Benjamin, Cajun Chicken Pasta sounds like you can cook. Unless, like an old uni buddy of mine, that's the *only* dish you have? Our old mate used to serve up all his girlfriends Spaghetti carbonara on their first date at his place...and also for the second, third, tenth....

Anonymous said...

Nah, I can cook other things. That and Spag Bol used to be my only dishes for ages.

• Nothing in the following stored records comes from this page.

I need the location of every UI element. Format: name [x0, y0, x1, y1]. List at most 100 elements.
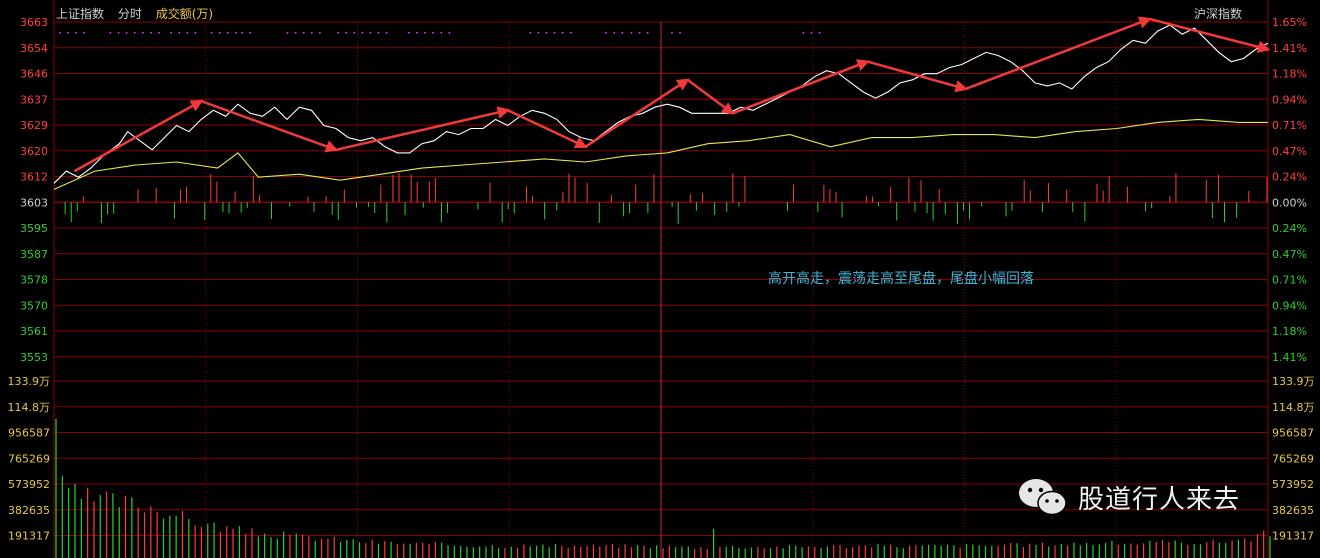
watermark: 股道行人来去	[1016, 476, 1240, 518]
percent-tick-label: 0.94%	[1272, 93, 1307, 106]
volatility-bars	[64, 173, 1268, 224]
signal-marker	[569, 32, 572, 34]
signal-marker	[142, 32, 144, 34]
signal-marker	[353, 32, 356, 34]
signal-marker	[361, 32, 364, 34]
signal-marker	[109, 32, 112, 34]
amount-tick-label-right: 956587	[1272, 427, 1314, 440]
amount-tick-label: 133.9万	[8, 375, 51, 388]
signal-marker	[294, 32, 297, 34]
chart-header: 上证指数 分时 成交额(万)	[56, 5, 213, 22]
signal-marker	[178, 32, 181, 34]
watermark-text: 股道行人来去	[1078, 484, 1241, 515]
amount-tick-label: 573952	[8, 478, 50, 491]
signal-marker	[605, 32, 607, 34]
signal-marker	[133, 32, 136, 34]
trend-arrow	[732, 59, 870, 115]
signal-marker	[553, 32, 556, 34]
signal-marker	[561, 32, 564, 34]
signal-marker	[210, 32, 213, 34]
amount-label[interactable]: 成交额(万)	[156, 7, 213, 21]
signal-marker	[818, 32, 821, 34]
signal-marker	[186, 32, 189, 34]
amount-tick-label: 191317	[8, 530, 50, 543]
signal-marker	[310, 32, 313, 34]
percent-tick-label: 1.18%	[1272, 68, 1307, 81]
chart-grid	[53, 0, 1269, 558]
signal-marker	[158, 32, 160, 34]
trend-arrow	[507, 109, 588, 149]
trend-arrow	[73, 99, 204, 173]
signal-marker	[646, 32, 649, 34]
price-tick-label: 3620	[20, 145, 48, 158]
price-tick-label: 3612	[20, 171, 48, 184]
intraday-chart: 3663 3654 3646 3637 3629 3620 3612 3603 3595 3587…	[8, 0, 1315, 558]
price-tick-label: 3663	[20, 16, 48, 29]
trend-arrow	[1149, 17, 1271, 53]
signal-marker	[416, 32, 418, 34]
compare-index-label[interactable]: 沪深指数	[1194, 5, 1242, 22]
amount-tick-label-right: 114.8万	[1272, 401, 1315, 414]
price-tick-label: 3595	[20, 222, 48, 235]
signal-marker	[630, 32, 633, 34]
price-tick-label: 3637	[20, 93, 48, 106]
signal-marker	[369, 32, 372, 34]
trend-arrow	[867, 60, 968, 93]
signal-marker	[170, 32, 172, 34]
signal-markers	[59, 32, 821, 34]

Now I cook stir frys and my dad's mean curried sausage recipe.

squib said...

That thing you cooked there. It looks...

interesting, Kath


River said...

Well, I can tell right off that particular pot of Dahl hasn't been boiled for several hours, the zucchini chunks are still recognisable instead of turning into slush. LC's idea of cooking sounds like heaven and I was just about to hunt up a suitcase and head on over when I read about your bandaid cookery. (shoved the suitcase back under the bed). How can you possibly mistake minced chilli for tomato paste? They are completely different shades of red. Anyway, at least you give it a try, and Saph and LC eat your offerings. Here's a tip for your Tuna Mornay,ditch the canned corn and use frozen. The taste is so much better. Canned corn just tastes like the can. I'm quite a fan of one pot meals myself, but after a couple of those L starts to carry on about a "proper dinner". With a veg or two and a plateful of red meat. Or preferably a roast dinner that takes hours in the oven. Then of course he has a whinge about the amount of dishes sitting in the sink....

Kath Lockett said...

Benjamin, I'm not sure that Curried Sausages is as big a departure from my One Pot-quality meals that you think....

Squib, it all ends up in the same place - the back of yer poo pipe!

River, well spotted. This was before it had boiled for several hours. You might be pleased to know that tonight is my turn to cook and I've already thawed out some bacon and have some FRESH corn cobs to microwave before de-cobbing them and doing a fried rice concoction. Served in a bowl of course.

delamare said...

Kath, Kath, Kath. I think I have to introduce you to the joys of a slow cooker. I'm embracing this magnificent instrument with gusto this winter - minimal prep, long slow cooking, and you can forget that it's on.

Actually, I really enjoy cooking. I find it relaxing, especially when someone else cleans up afterwards (the rule in our house). My other half is pretty good in the kitchen when it comes to traditional fare, but he also excels at weekend breakfasts too. Should we organise a cookoff?!

(I'm sending you an email tomorrow about our long overdue arvo tea too ...)

Anonymous said...

MATP, you cracked me up!

don't worry Kath, abt mixing the chilli paste with tomato paste.
My sis can't tell sugar from salt!By sight I meant.
Once, she served up some sweet fried rice and salty tea. I am sure somewhere on earth that would be the normal way.

Try the Five Brothers pasta sauce, it is excellent (more expensive than the rest but it is worth it, or stock up when it is on sale, 5 different flavours)!! I bet LC and Sapphire will not know it was made with a twist of the wrist. John is a convert.

Anonymous said...

To confirm your suspicions: I do sometimes complain and definitely criticise. And there's been some kitchen-science-experimentation gone horribly wrong too.

Word ver: tatooddy - a hippy glarbledyke from the planet Tatooine in a galaxy far, far away...

Anonymous said...

Delightful upbeat post - I enjoy following your blog.

Kath Lockett said...

Thanks Marlene - your blog - Nandu Green is a very professional effort and I hope that my sometimes not-so-green adventures don't offend you too much (but I always recycle...)

River said...

drb:- Five Brothers pasta sauce is now sold under the Bertolli label. It's still the same excellent sauce.

Anonymous said...

After looking at those photos all I can say is:
Since it is legal for men to have more than one wife in the UAE I propose that you all move here and I marry your husband too.

In return for food that resembles these photos I can offer:
an absent wife with a reasonable income, an extra husband (he's good with finances and eletronics. I'm sure you'll find a use for him), two cats (one sick) and an incredibly overpriced one bedroom apartment.
Deal right? I know, how could you resist?